Similarly there is a certain amount of “duh, obvs” to the recently unsealed documents in the lawsuit over the Cheyne SIV. But they’re still funny. Cheyne was a conduit stuffed with mortgages and home equity loans that exploded in the face of some people, who are now suing Morgan Stanley, who built it, and the rating agencies, who did sort of a not-so-great job of kicking its tires. From their filing unsealed yesterday:
In relation to CDO criteria changes, Perry Inglis, the head of the S&P group that rated the Cheyne SIV notes, wrote: “[I]t would be good to get an idea of how far these would have to change for us to be ‘competitive’ on these types of deals.
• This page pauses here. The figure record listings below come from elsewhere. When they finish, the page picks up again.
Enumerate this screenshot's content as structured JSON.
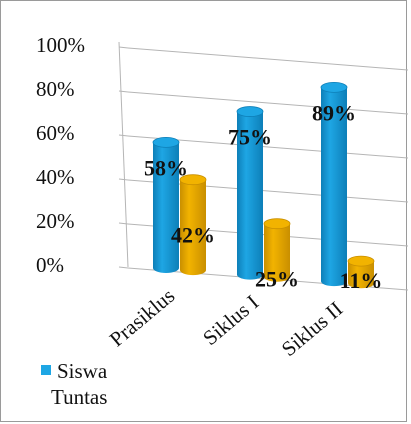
{
  "chart_data": {
    "type": "bar",
    "style": "3d-cylinder",
    "categories": [
      "Prasiklus",
      "Siklus I",
      "Siklus II"
    ],
    "series": [
      {
        "name": "Siswa Tuntas",
        "values": [
          58,
          75,
          89
        ],
        "color": "#1ea6e4"
      },
      {
        "name": "",
        "values": [
          42,
          25,
          11
        ],
        "color": "#f2b300"
      }
    ],
    "data_labels": [
      [
        "58%",
        "75%",
        "89%"
      ],
      [
        "42%",
        "25%",
        "11%"
      ]
    ],
    "y_ticks": [
      "0%",
      "20%",
      "40%",
      "60%",
      "80%",
      "100%"
    ],
    "ylim": [
      0,
      100
    ],
    "grid": true,
    "legend_position": "bottom-left",
    "legend": {
      "line1": "Siswa",
      "line2": "Tuntas"
    }
  }
}
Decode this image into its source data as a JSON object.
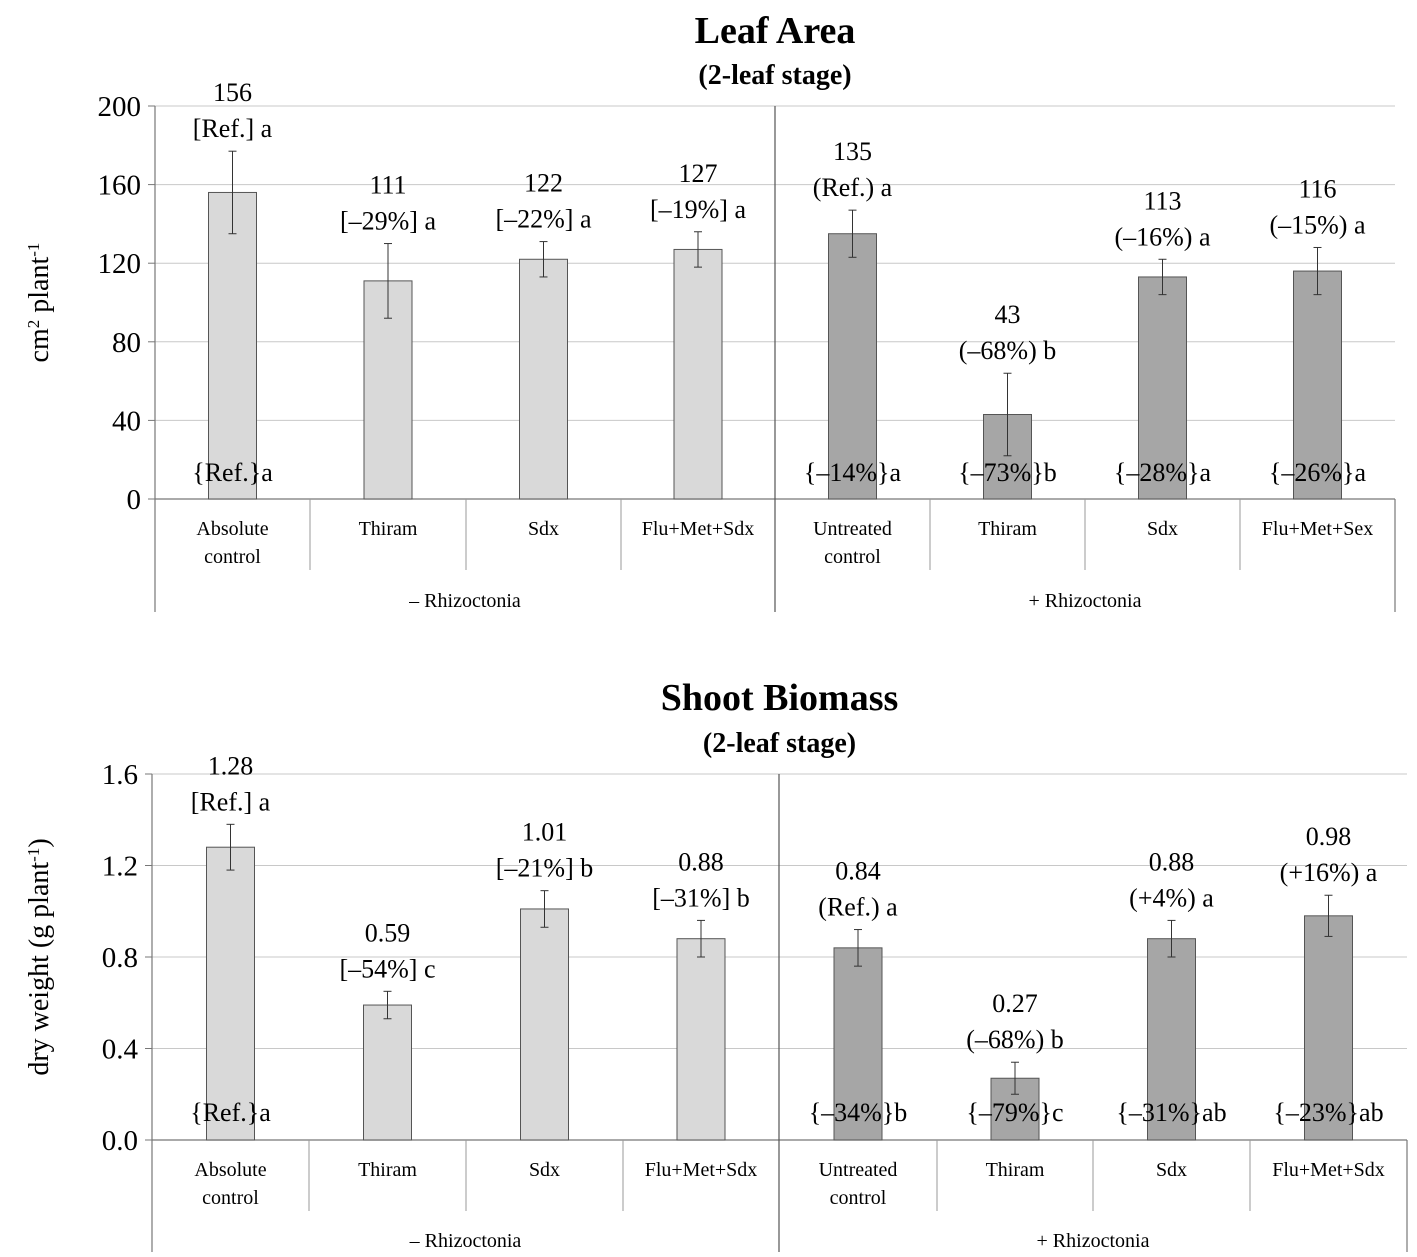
{
  "chart_data": [
    {
      "type": "bar",
      "title": "Leaf Area",
      "subtitle": "(2-leaf stage)",
      "ylabel_main": "cm",
      "ylabel_sup1": "2",
      "ylabel_mid": " plant",
      "ylabel_sup2": "-1",
      "ylim": [
        0,
        200
      ],
      "yticks": [
        "0",
        "40",
        "80",
        "120",
        "160",
        "200"
      ],
      "ytick_values": [
        0,
        40,
        80,
        120,
        160,
        200
      ],
      "grid": true,
      "groups": [
        "– Rhizoctonia",
        "+ Rhizoctonia"
      ],
      "categories": [
        [
          "Absolute",
          "control"
        ],
        [
          "Thiram"
        ],
        [
          "Sdx"
        ],
        [
          "Flu+Met+Sdx"
        ],
        [
          "Untreated",
          "control"
        ],
        [
          "Thiram"
        ],
        [
          "Sdx"
        ],
        [
          "Flu+Met+Sex"
        ]
      ],
      "values": [
        156,
        111,
        122,
        127,
        135,
        43,
        113,
        116
      ],
      "errors": [
        21,
        19,
        9,
        9,
        12,
        21,
        9,
        12
      ],
      "value_labels": [
        "156",
        "111",
        "122",
        "127",
        "135",
        "43",
        "113",
        "116"
      ],
      "change_labels": [
        "[Ref.] a",
        "[–29%] a",
        "[–22%] a",
        "[–19%] a",
        "(Ref.) a",
        "(–68%) b",
        "(–16%) a",
        "(–15%) a"
      ],
      "bottom_labels": [
        "{Ref.}a",
        "{–14%}a",
        "{–73%}b",
        "{–28%}a",
        "{–26%}a"
      ],
      "bottom_label_bars": [
        0,
        4,
        5,
        6,
        7
      ],
      "series_colors": [
        "#d9d9d9",
        "#a6a6a6"
      ]
    },
    {
      "type": "bar",
      "title": "Shoot Biomass",
      "subtitle": "(2-leaf stage)",
      "ylabel_main": "dry weight (g plant",
      "ylabel_sup1": "-1",
      "ylabel_mid": ")",
      "ylabel_sup2": "",
      "ylim": [
        0,
        1.6
      ],
      "yticks": [
        "0.0",
        "0.4",
        "0.8",
        "1.2",
        "1.6"
      ],
      "ytick_values": [
        0,
        0.4,
        0.8,
        1.2,
        1.6
      ],
      "grid": true,
      "groups": [
        "– Rhizoctonia",
        "+ Rhizoctonia"
      ],
      "categories": [
        [
          "Absolute",
          "control"
        ],
        [
          "Thiram"
        ],
        [
          "Sdx"
        ],
        [
          "Flu+Met+Sdx"
        ],
        [
          "Untreated",
          "control"
        ],
        [
          "Thiram"
        ],
        [
          "Sdx"
        ],
        [
          "Flu+Met+Sdx"
        ]
      ],
      "values": [
        1.28,
        0.59,
        1.01,
        0.88,
        0.84,
        0.27,
        0.88,
        0.98
      ],
      "errors": [
        0.1,
        0.06,
        0.08,
        0.08,
        0.08,
        0.07,
        0.08,
        0.09
      ],
      "value_labels": [
        "1.28",
        "0.59",
        "1.01",
        "0.88",
        "0.84",
        "0.27",
        "0.88",
        "0.98"
      ],
      "change_labels": [
        "[Ref.] a",
        "[–54%] c",
        "[–21%] b",
        "[–31%] b",
        "(Ref.) a",
        "(–68%) b",
        "(+4%) a",
        "(+16%) a"
      ],
      "bottom_labels": [
        "{Ref.}a",
        "{–34%}b",
        "{–79%}c",
        "{–31%}ab",
        "{–23%}ab"
      ],
      "bottom_label_bars": [
        0,
        4,
        5,
        6,
        7
      ],
      "series_colors": [
        "#d9d9d9",
        "#a6a6a6"
      ]
    }
  ]
}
I’m a bit unclear if it is a big change or a ‘wee itty bitty no-one’s going to notice’ change!” On the same topic, Gilkes wrote to Inglis: “As usual, things reach crisis level due to competitivepressures, rather than being properly thoughtout and debated over time.” Two months before the Cheyne SIV launched, Gilkes lamented, “[r]emember the dream of being able to defend the model with sound empirical research? The sort of activity a true quant CoE should be doing perhaps? If we are just going to make it up in order to rate deals, then quants are of precious little value.” Frank Parisi, S&P’s Chief Credit Officer for structured finance, testified that the RMBS model in effect in 2005 and 2006 was only marginally more accurate than “if youjust simply flipped a coin.”
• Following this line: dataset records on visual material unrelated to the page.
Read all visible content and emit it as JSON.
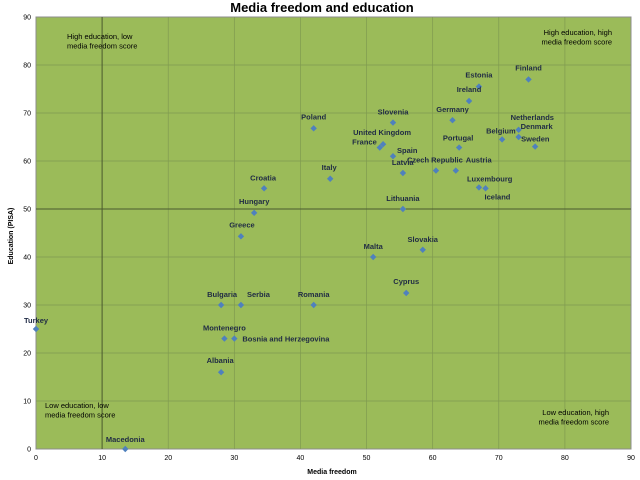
{
  "chart_data": {
    "type": "scatter",
    "title": "Media freedom and education",
    "xlabel": "Media freedom",
    "ylabel": "Education (PISA)",
    "xlim": [
      0,
      90
    ],
    "ylim": [
      0,
      90
    ],
    "x_ticks": [
      0,
      10,
      20,
      30,
      40,
      50,
      60,
      70,
      80,
      90
    ],
    "y_ticks": [
      0,
      10,
      20,
      30,
      40,
      50,
      60,
      70,
      80,
      90
    ],
    "grid": true,
    "reference_lines": {
      "x": 10,
      "y": 50
    },
    "colors": {
      "plot_background": "#9bbb59",
      "marker": "#4f81bd",
      "gridline": "#7f9a50",
      "axis": "#8c8c8c"
    },
    "quadrant_labels": [
      {
        "id": "top-left",
        "lines": [
          "High education, low",
          "media freedom score"
        ]
      },
      {
        "id": "top-right",
        "lines": [
          "High education, high",
          "media freedom score"
        ]
      },
      {
        "id": "bottom-left",
        "lines": [
          "Low education, low",
          "media freedom score"
        ]
      },
      {
        "id": "bottom-right",
        "lines": [
          "Low education, high",
          "media freedom score"
        ]
      }
    ],
    "points": [
      {
        "label": "Finland",
        "x": 74.5,
        "y": 77
      },
      {
        "label": "Estonia",
        "x": 67,
        "y": 75.5
      },
      {
        "label": "Ireland",
        "x": 65.5,
        "y": 72.5
      },
      {
        "label": "Germany",
        "x": 63,
        "y": 68.5
      },
      {
        "label": "Slovenia",
        "x": 54,
        "y": 68
      },
      {
        "label": "Netherlands",
        "x": 73,
        "y": 66.5
      },
      {
        "label": "Poland",
        "x": 42,
        "y": 66.8
      },
      {
        "label": "Denmark",
        "x": 73,
        "y": 65
      },
      {
        "label": "Belgium",
        "x": 70.5,
        "y": 64.5
      },
      {
        "label": "United Kingdom",
        "x": 52.5,
        "y": 63.5
      },
      {
        "label": "France",
        "x": 52,
        "y": 62.8
      },
      {
        "label": "Sweden",
        "x": 75.5,
        "y": 63
      },
      {
        "label": "Portugal",
        "x": 64,
        "y": 62.8
      },
      {
        "label": "Spain",
        "x": 54,
        "y": 61
      },
      {
        "label": "Latvia",
        "x": 55.5,
        "y": 57.5
      },
      {
        "label": "Czech Republic",
        "x": 60.5,
        "y": 58
      },
      {
        "label": "Austria",
        "x": 63.5,
        "y": 58
      },
      {
        "label": "Italy",
        "x": 44.5,
        "y": 56.3
      },
      {
        "label": "Luxembourg",
        "x": 67,
        "y": 54.5
      },
      {
        "label": "Iceland",
        "x": 68,
        "y": 54.3
      },
      {
        "label": "Croatia",
        "x": 34.5,
        "y": 54.3
      },
      {
        "label": "Lithuania",
        "x": 55.5,
        "y": 50
      },
      {
        "label": "Hungary",
        "x": 33,
        "y": 49.2
      },
      {
        "label": "Greece",
        "x": 31,
        "y": 44.3
      },
      {
        "label": "Slovakia",
        "x": 58.5,
        "y": 41.5
      },
      {
        "label": "Malta",
        "x": 51,
        "y": 40
      },
      {
        "label": "Cyprus",
        "x": 56,
        "y": 32.5
      },
      {
        "label": "Bulgaria",
        "x": 28,
        "y": 30
      },
      {
        "label": "Serbia",
        "x": 31,
        "y": 30
      },
      {
        "label": "Romania",
        "x": 42,
        "y": 30
      },
      {
        "label": "Turkey",
        "x": 0,
        "y": 25
      },
      {
        "label": "Montenegro",
        "x": 28.5,
        "y": 23
      },
      {
        "label": "Bosnia and Herzegovina",
        "x": 30,
        "y": 23
      },
      {
        "label": "Albania",
        "x": 28,
        "y": 16
      },
      {
        "label": "Macedonia",
        "x": 13.5,
        "y": 0
      }
    ]
  }
}
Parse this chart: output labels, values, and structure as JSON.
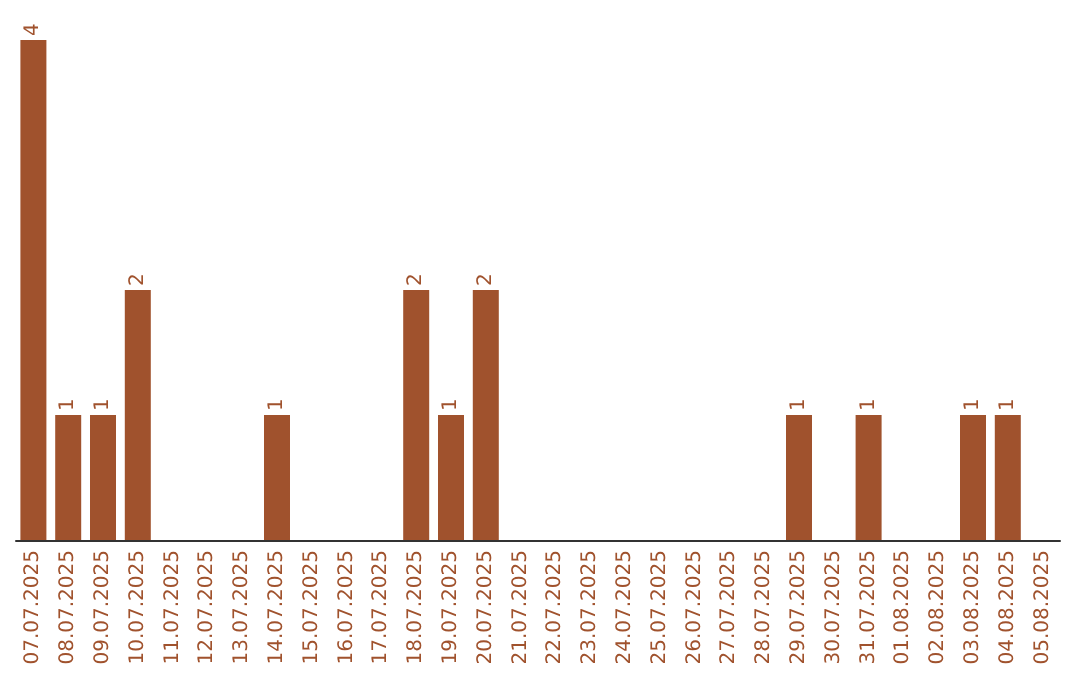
{
  "chart_data": {
    "type": "bar",
    "categories": [
      "07.07.2025",
      "08.07.2025",
      "09.07.2025",
      "10.07.2025",
      "11.07.2025",
      "12.07.2025",
      "13.07.2025",
      "14.07.2025",
      "15.07.2025",
      "16.07.2025",
      "17.07.2025",
      "18.07.2025",
      "19.07.2025",
      "20.07.2025",
      "21.07.2025",
      "22.07.2025",
      "23.07.2025",
      "24.07.2025",
      "25.07.2025",
      "26.07.2025",
      "27.07.2025",
      "28.07.2025",
      "29.07.2025",
      "30.07.2025",
      "31.07.2025",
      "01.08.2025",
      "02.08.2025",
      "03.08.2025",
      "04.08.2025",
      "05.08.2025"
    ],
    "values": [
      4,
      1,
      1,
      2,
      0,
      0,
      0,
      1,
      0,
      0,
      0,
      2,
      1,
      2,
      0,
      0,
      0,
      0,
      0,
      0,
      0,
      0,
      1,
      0,
      1,
      0,
      0,
      1,
      1,
      0
    ],
    "value_labels": [
      "4",
      "1",
      "1",
      "2",
      null,
      null,
      null,
      "1",
      null,
      null,
      null,
      "2",
      "1",
      "2",
      null,
      null,
      null,
      null,
      null,
      null,
      null,
      null,
      "1",
      null,
      "1",
      null,
      null,
      "1",
      "1",
      null
    ],
    "color": "#a0522d",
    "tick_labels": "x"
  }
}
Not quite as evocative as the cows but not bad. Gilkes, by the way, is this guy, who seems more directly connected to the Cheyne ratings than I’d thought, but who now makes a nice living shitting on his former firm. Also feasting off the carcass of the rating agencies’ credibility is the plaintiff’s expert in the case, who was dredged up to say “these ratings were obviously wrong even at the time,” but with math.**
It’s hard to count any of this as much new news – if there’s one thing we knew, it’s that ratings of structured products in 2006 sucked, and if there’s another thing we basically knew, it’s that they sucked because rating structured products was too lucrative a business for the agencies to risk pissing off the banks by rating conservatively. These new documents mostly just provide more embarrassing evidence of that.
But I suppose that Abu Dhabi Commercial Bank – the named plaintiff in the Cheyne case, who got SIV all over them when Cheyne blew up – didn’t know that in 2006, and I suppose that whatever widows and orphans Geoffrey Tomes was selling underperforming JPMorgan funds to using imaginary performance numbers didn’t know that they could get other, non-JPMorgan funds with better imaginary performance numbers. So I guess these revelations are useful for the next wave of suckers – though they might have been more useful before, y’know, the last wave of suckers lost all their money.
* Also sometimes financially rewarding.
** Are you persuaded? Here, here, here, here. He relies a lot on ratings transition correlation matrices rather than spreads or default probabilities, which strikes me as fake-ish, but I have no expertise.